SNSというと、X(旧Twitter)やInstagramで「目ぱっちり、まわりキラキラ」のいわゆる「映える」写真を投稿するのが当たり前(むしろ、それを見せるのが目的)だと思っていました。もちろん、そういった傾向が衰退しているわけではないでしょう。その一方で、「BeReal」のような「ありのまま」「等身大」を見せるSNSが好まれるのは、インターネット上での他人との付き合い方が変わってきているのかもしれませんね。

自分と他人の距離感

上の図は、自分と他人の距離感を視覚的に表したものです。領域の大きさは人によって違うものの、きっと誰しも踏み込まれたくない「個人の領域」というものを持っているはず。
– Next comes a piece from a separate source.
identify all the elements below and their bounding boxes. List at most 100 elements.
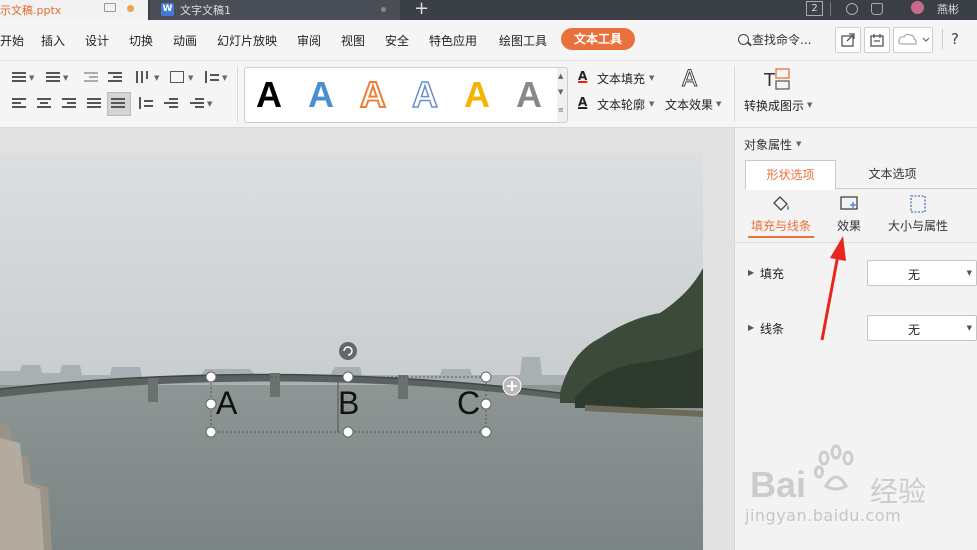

そして、「ここに踏み込まれると不快」というラインを感じながら、職場や学校、家庭、地域、趣味の場などで社会生活を送り、他人と交わるための「緩衝領域」を使って上手に人間関係を組み立てているのだと思います。この緩衝領域が個人の領域に近づけば(超えないラインで)、「信頼関係」や「本音の付き合い」のような関係になるのでしょう。

インターネットを介した付き合いも同じではないかと考えます。ただ、ほぼリアルの出会いがないインターネット(特にSNS)の付き合いには、この緩衝領域の外に「忖度の領域」が存在します。SNS特有の「映え」や「賞賛」といったアクションは、踏み込まず・踏み込まれず、程よい距離感を保つためのテクニックとも言えますね。

そんなインターネットやSNSとの関係に慣れている我々は、「BeReal」がウケている理由をどう解釈すればいいのでしょうか。私は、「忖度の領域への飽き」と「信頼関係や本音の付き合いの回帰」のように感じています。

コロナ禍が明け、生活やビジネスのあちこちでリアルに他人と接する機会が増えています。一方で、オンラインを効率的に活用するというスキルも身に着けました。リアルとオンラインの両方のメリットを融合させた、より面白く心地よい空間が求められているのかもしれません。「BeReal」はその空間に「ルール」を提示し、緩衝領域のなかで信頼関係や本音の付き合いを巧みに提供している場ということで、受け入れられているのだと思いました。